Awakened early one morning by the wail of a siren, as an emergency vehicle passed down the street a block or two away, the young son of the house looked hurriedly out of his window. He saw several houses located on the hills across the river bathed in a flashing red hue with flames apparently engulfing them. Rushing down the stairs, he told his father the houses were burning.
After glancing at the houses, his father laughingly told him that the sun was responsible for this illusion of fire.

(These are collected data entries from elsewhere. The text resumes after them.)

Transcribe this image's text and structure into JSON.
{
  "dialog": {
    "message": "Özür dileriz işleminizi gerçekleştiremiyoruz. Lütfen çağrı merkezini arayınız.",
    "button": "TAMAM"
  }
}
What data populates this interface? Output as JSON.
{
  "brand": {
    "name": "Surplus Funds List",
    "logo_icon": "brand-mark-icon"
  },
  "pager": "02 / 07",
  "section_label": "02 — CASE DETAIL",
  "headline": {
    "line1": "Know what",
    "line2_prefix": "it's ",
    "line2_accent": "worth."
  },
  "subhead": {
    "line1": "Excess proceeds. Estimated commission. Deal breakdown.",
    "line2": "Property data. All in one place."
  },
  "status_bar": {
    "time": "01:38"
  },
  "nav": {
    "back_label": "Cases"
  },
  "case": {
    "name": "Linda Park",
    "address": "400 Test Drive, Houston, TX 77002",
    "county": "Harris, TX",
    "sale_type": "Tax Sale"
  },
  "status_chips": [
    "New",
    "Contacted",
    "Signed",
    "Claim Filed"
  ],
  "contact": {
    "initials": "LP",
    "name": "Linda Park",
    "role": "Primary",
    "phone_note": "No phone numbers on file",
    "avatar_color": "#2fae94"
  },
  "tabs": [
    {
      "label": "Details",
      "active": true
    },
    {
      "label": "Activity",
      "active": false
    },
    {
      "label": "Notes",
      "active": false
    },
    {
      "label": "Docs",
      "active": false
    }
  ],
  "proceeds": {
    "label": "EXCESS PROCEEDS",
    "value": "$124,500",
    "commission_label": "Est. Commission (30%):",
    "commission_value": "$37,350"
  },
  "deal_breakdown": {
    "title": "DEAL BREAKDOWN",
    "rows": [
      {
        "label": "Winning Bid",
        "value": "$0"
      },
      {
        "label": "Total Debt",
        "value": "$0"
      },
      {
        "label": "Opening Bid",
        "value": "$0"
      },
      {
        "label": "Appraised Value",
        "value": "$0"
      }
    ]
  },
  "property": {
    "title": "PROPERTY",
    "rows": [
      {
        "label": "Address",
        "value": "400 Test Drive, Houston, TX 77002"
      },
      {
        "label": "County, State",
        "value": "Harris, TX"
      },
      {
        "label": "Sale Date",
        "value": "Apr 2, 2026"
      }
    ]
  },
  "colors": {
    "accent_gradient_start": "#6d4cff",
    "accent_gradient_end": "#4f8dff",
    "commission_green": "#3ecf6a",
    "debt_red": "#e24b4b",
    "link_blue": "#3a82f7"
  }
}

He explained that the light from the rising sun was being reflected from the windows in the houses because the angle of their position was just right to catch the rays in this way. He also explained that as the sun rose higher, or as they themselves changed their viewpoint, the light effect would change. Even as they watched, the brilliance faded and disappeared, showing the houses in their normal condition, undamaged and unburnt.
The father, who was a Christian Scientist, began to compare the impression which the fiery reflection and the siren's wail had made on his son with the effect which material symptoms and beliefs have on human minds and bodies. Like the small boy, mortals have come to associate certain circumstances and to get certain effects. Matter is considered both a cause and an effect. Violation of prescribed physical laws is supposed to bring untoward, unhealthy conditions. It is only when such spurious laws are believed true, however, that the expected results appear to follow. Christian Science teaches the falsity of such beliefs and declares them untrue and powerless.